The fmcsR package provides an R interface, with the time-consuming steps of the FMCS algorithm implemented in C++. It includes utilities for pairwise compound comparisons, structure similarity searching, clustering and visualization of MCSs. In comparison with an existing MCS tool, fmcsR shows better time performance over a wide range of compound sizes. When mismatching of atoms or bonds is turned on, the compute times increase as expected, and the resulting FMCSs are often substantially larger than their strict MCS counterparts. Based on extensive virtual screening (VS) tests, the flexible matching feature enhances the enrichment of active structures at the top of MCS-based similarity search results.
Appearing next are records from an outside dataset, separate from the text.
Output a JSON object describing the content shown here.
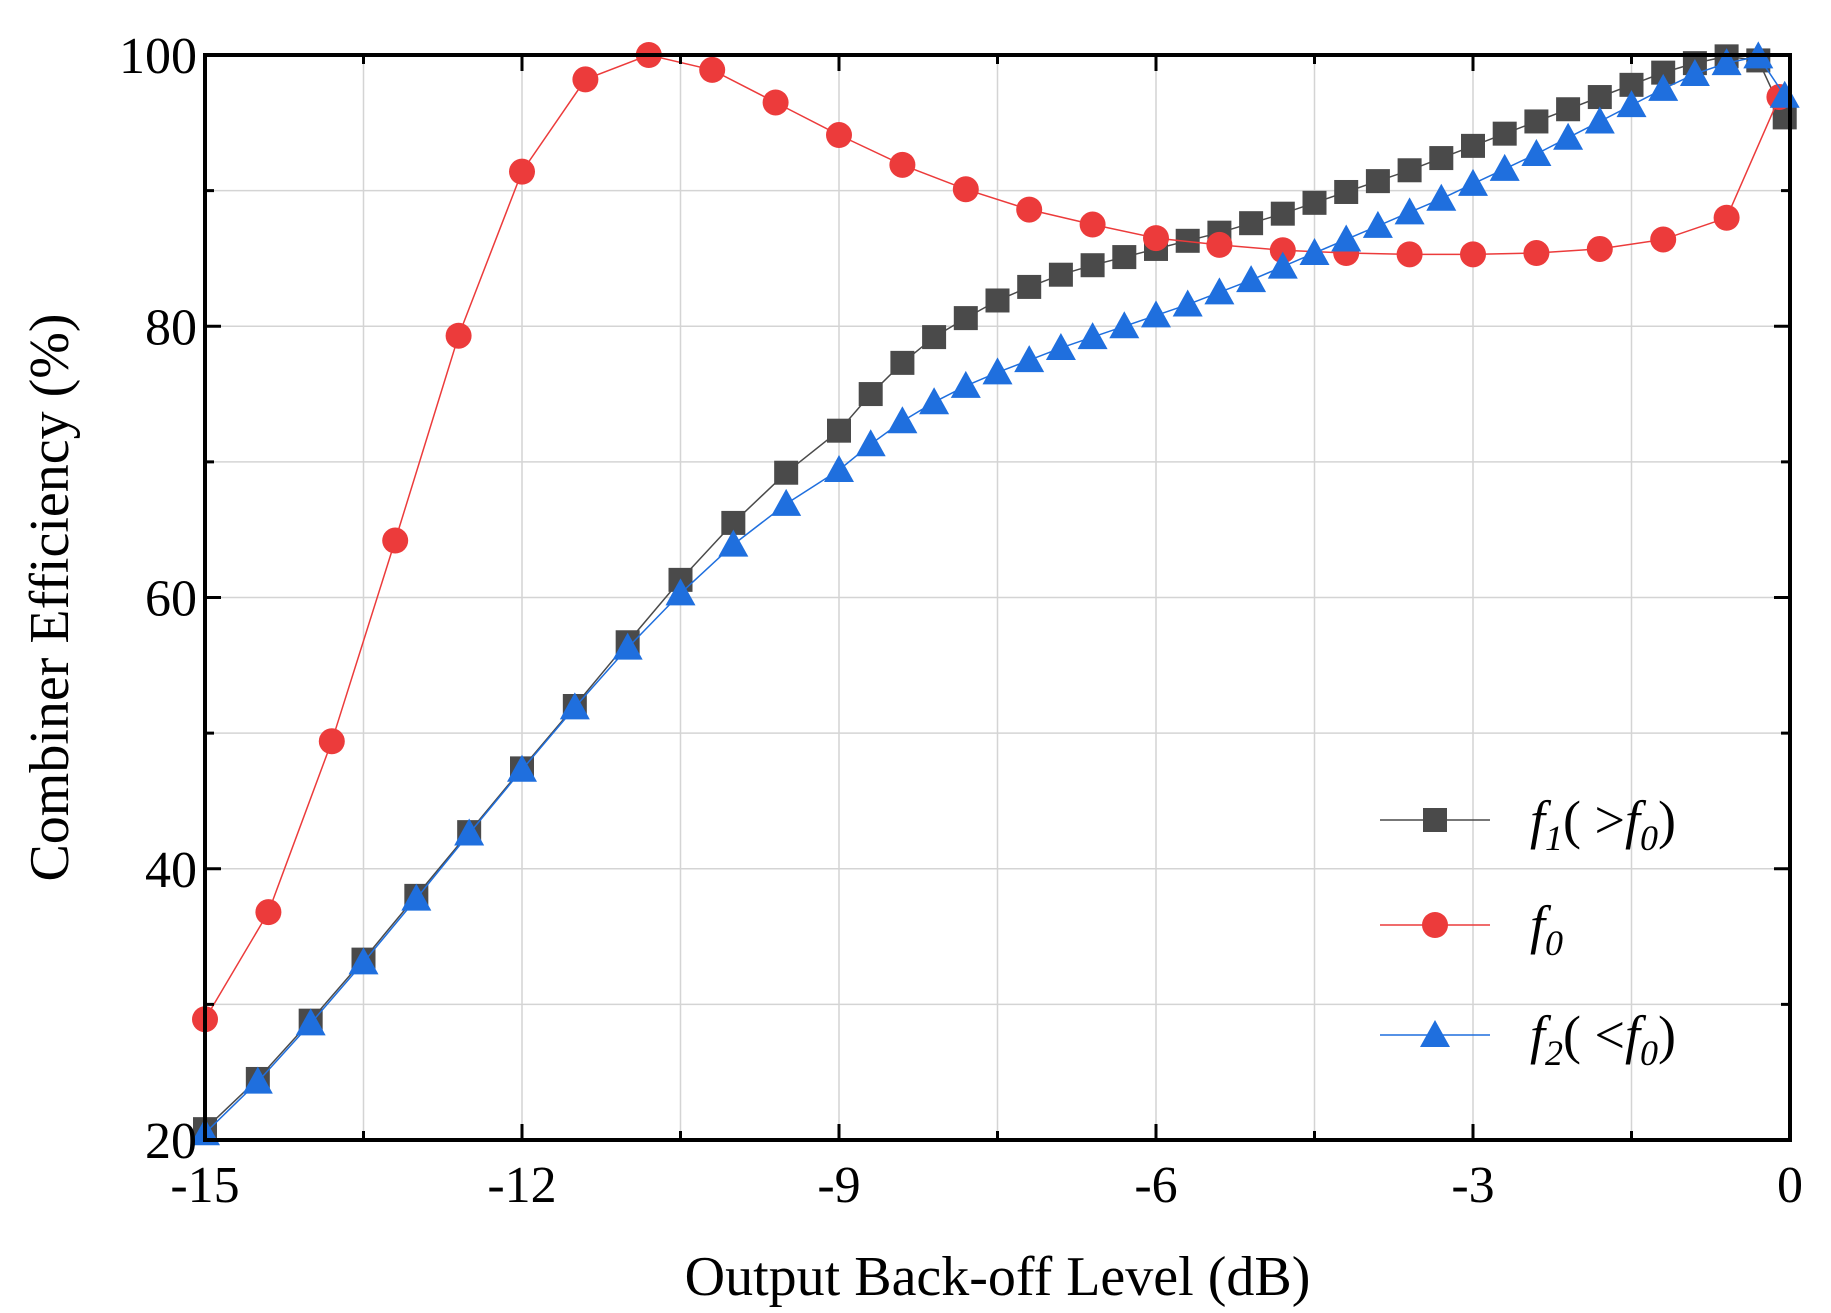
{
  "chart_data": {
    "type": "line",
    "title": "",
    "xlabel": "Output Back-off  Level (dB)",
    "ylabel": "Combiner  Efficiency (%)",
    "xlim": [
      -15,
      0
    ],
    "ylim": [
      20,
      100
    ],
    "xticks": [
      -15,
      -12,
      -9,
      -6,
      -3,
      0
    ],
    "yticks": [
      20,
      40,
      60,
      80,
      100
    ],
    "xtick_labels": [
      "-15",
      "-12",
      "-9",
      "-6",
      "-3",
      "0"
    ],
    "ytick_labels": [
      "20",
      "40",
      "60",
      "80",
      "100"
    ],
    "grid": true,
    "legend_position": "bottom-right",
    "series": [
      {
        "name": "f1( >f0)",
        "legend": {
          "base": "f",
          "sub": "1",
          "rest": "( >",
          "base2": "f",
          "sub2": "0",
          "close": ")"
        },
        "marker": "square",
        "color": "#4a4a4a",
        "x": [
          -15,
          -14.5,
          -14,
          -13.5,
          -13,
          -12.5,
          -12,
          -11.5,
          -11,
          -10.5,
          -10,
          -9.5,
          -9,
          -8.7,
          -8.4,
          -8.1,
          -7.8,
          -7.5,
          -7.2,
          -6.9,
          -6.6,
          -6.3,
          -6,
          -5.7,
          -5.4,
          -5.1,
          -4.8,
          -4.5,
          -4.2,
          -3.9,
          -3.6,
          -3.3,
          -3,
          -2.7,
          -2.4,
          -2.1,
          -1.8,
          -1.5,
          -1.2,
          -0.9,
          -0.6,
          -0.3,
          -0.05
        ],
        "y": [
          20.8,
          24.5,
          28.8,
          33.3,
          38.0,
          42.7,
          47.4,
          52.0,
          56.7,
          61.3,
          65.5,
          69.2,
          72.3,
          75.0,
          77.3,
          79.2,
          80.6,
          81.9,
          82.9,
          83.8,
          84.5,
          85.1,
          85.7,
          86.3,
          86.9,
          87.6,
          88.3,
          89.1,
          89.9,
          90.7,
          91.5,
          92.4,
          93.3,
          94.2,
          95.1,
          96.0,
          96.9,
          97.8,
          98.7,
          99.4,
          99.9,
          99.6,
          95.4
        ]
      },
      {
        "name": "f0",
        "legend": {
          "base": "f",
          "sub": "0",
          "rest": "",
          "base2": "",
          "sub2": "",
          "close": ""
        },
        "marker": "circle",
        "color": "#ec3b3b",
        "x": [
          -15,
          -14.4,
          -13.8,
          -13.2,
          -12.6,
          -12,
          -11.4,
          -10.8,
          -10.2,
          -9.6,
          -9.0,
          -8.4,
          -7.8,
          -7.2,
          -6.6,
          -6.0,
          -5.4,
          -4.8,
          -4.2,
          -3.6,
          -3.0,
          -2.4,
          -1.8,
          -1.2,
          -0.6,
          -0.1
        ],
        "y": [
          28.9,
          36.8,
          49.4,
          64.2,
          79.3,
          91.4,
          98.2,
          100.0,
          98.9,
          96.5,
          94.1,
          91.9,
          90.1,
          88.6,
          87.5,
          86.5,
          86.0,
          85.6,
          85.4,
          85.3,
          85.3,
          85.4,
          85.7,
          86.4,
          88.0,
          96.9
        ]
      },
      {
        "name": "f2( <f0)",
        "legend": {
          "base": "f",
          "sub": "2",
          "rest": "( <",
          "base2": "f",
          "sub2": "0",
          "close": ")"
        },
        "marker": "triangle",
        "color": "#1f6fde",
        "x": [
          -15,
          -14.5,
          -14,
          -13.5,
          -13,
          -12.5,
          -12,
          -11.5,
          -11,
          -10.5,
          -10,
          -9.5,
          -9,
          -8.7,
          -8.4,
          -8.1,
          -7.8,
          -7.5,
          -7.2,
          -6.9,
          -6.6,
          -6.3,
          -6,
          -5.7,
          -5.4,
          -5.1,
          -4.8,
          -4.5,
          -4.2,
          -3.9,
          -3.6,
          -3.3,
          -3,
          -2.7,
          -2.4,
          -2.1,
          -1.8,
          -1.5,
          -1.2,
          -0.9,
          -0.6,
          -0.3,
          -0.05
        ],
        "y": [
          20.5,
          24.3,
          28.6,
          33.1,
          37.8,
          42.6,
          47.3,
          51.9,
          56.3,
          60.3,
          63.9,
          66.9,
          69.4,
          71.3,
          73.0,
          74.4,
          75.6,
          76.6,
          77.5,
          78.4,
          79.2,
          80.0,
          80.8,
          81.6,
          82.5,
          83.4,
          84.4,
          85.4,
          86.4,
          87.4,
          88.4,
          89.4,
          90.5,
          91.6,
          92.7,
          93.9,
          95.1,
          96.3,
          97.5,
          98.6,
          99.4,
          99.9,
          97.0
        ]
      }
    ]
  }
}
With respect to overall and early enrichment performance, FMCS outperforms most of the seven other VS methods considered in these tests.
fmcsR is freely available for all common operating systems from the Bioconductor site (http://www.bioconductor.org/packages/devel/bioc/html/fmcsR.html).
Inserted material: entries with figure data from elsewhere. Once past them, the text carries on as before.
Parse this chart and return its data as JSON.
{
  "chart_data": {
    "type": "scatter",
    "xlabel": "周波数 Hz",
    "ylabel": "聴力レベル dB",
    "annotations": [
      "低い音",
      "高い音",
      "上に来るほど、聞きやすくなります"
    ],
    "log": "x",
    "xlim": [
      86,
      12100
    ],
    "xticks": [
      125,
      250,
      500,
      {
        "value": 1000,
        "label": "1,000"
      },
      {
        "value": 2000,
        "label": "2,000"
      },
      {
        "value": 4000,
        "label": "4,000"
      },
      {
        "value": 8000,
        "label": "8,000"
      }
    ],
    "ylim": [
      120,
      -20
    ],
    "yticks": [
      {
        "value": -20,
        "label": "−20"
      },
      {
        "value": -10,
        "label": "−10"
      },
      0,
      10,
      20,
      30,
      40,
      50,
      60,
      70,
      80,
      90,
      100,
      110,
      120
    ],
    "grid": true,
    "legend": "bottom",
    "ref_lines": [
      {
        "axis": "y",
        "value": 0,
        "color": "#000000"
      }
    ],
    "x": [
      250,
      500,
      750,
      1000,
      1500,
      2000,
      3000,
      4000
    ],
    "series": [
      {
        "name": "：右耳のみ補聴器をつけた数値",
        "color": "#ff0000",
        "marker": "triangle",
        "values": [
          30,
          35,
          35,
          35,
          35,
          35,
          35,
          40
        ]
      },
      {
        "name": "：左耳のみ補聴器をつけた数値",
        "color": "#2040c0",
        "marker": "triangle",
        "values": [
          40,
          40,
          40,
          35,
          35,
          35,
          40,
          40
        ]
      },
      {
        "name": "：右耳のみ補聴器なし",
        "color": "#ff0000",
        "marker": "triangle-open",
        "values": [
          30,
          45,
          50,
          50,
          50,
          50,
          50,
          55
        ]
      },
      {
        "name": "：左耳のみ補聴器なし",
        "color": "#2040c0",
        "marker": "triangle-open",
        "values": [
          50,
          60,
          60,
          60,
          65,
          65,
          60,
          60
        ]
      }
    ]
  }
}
Supplementary data are available at Bioinformatics online.
准确测量小分子结构相似性对于药物发现和化学基因组学中的许多分析程序非常重要。为此目的而使用的算法包括基于片段的指纹和基于图的最大公共子结构 (MCS) 方法。MCS 方法提供了最准确的相似度度量之一。然而,它们的刚性匹配策略将它们限制为识别完美的 MCS。为了消除这种限制,我们引入了一种新的不匹配容忍搜索方法,用于识别包含用户定义数量的原子和/或键不匹配的灵活 MCS (FMCS)。
fmcsR 包提供了一个 R 接口,其中 FMCS 算法的耗时步骤用 C++ 实现。它包括用于化合物对比较、结构相似性搜索、MCS 聚类和可视化的实用程序。与现有的 MCS 工具相比,fmcsR 在广泛的化合物大小范围内显示出更好的时间性能。当打开原子或键的不匹配时,计算时间会按预期增加,并且得到的 FMCS 通常比它们的严格 MCS 对应物大得多。基于广泛的虚拟筛选 (VS) 测试,灵活匹配功能增强了基于 MCS 的相似性搜索结果顶部的活性结构的富集。在整体和早期富集性能方面,FMCS 优于这些测试中考虑的其他七种 VS 方法中的大多数。
fmcsR 可从 Bioconductor 站点(http://www.bioconductor.org/packages/devel/bioc/html/fmcsR.html)在所有常见操作系统上免费使用。
补充数据可在 Bioinformatics 在线获得。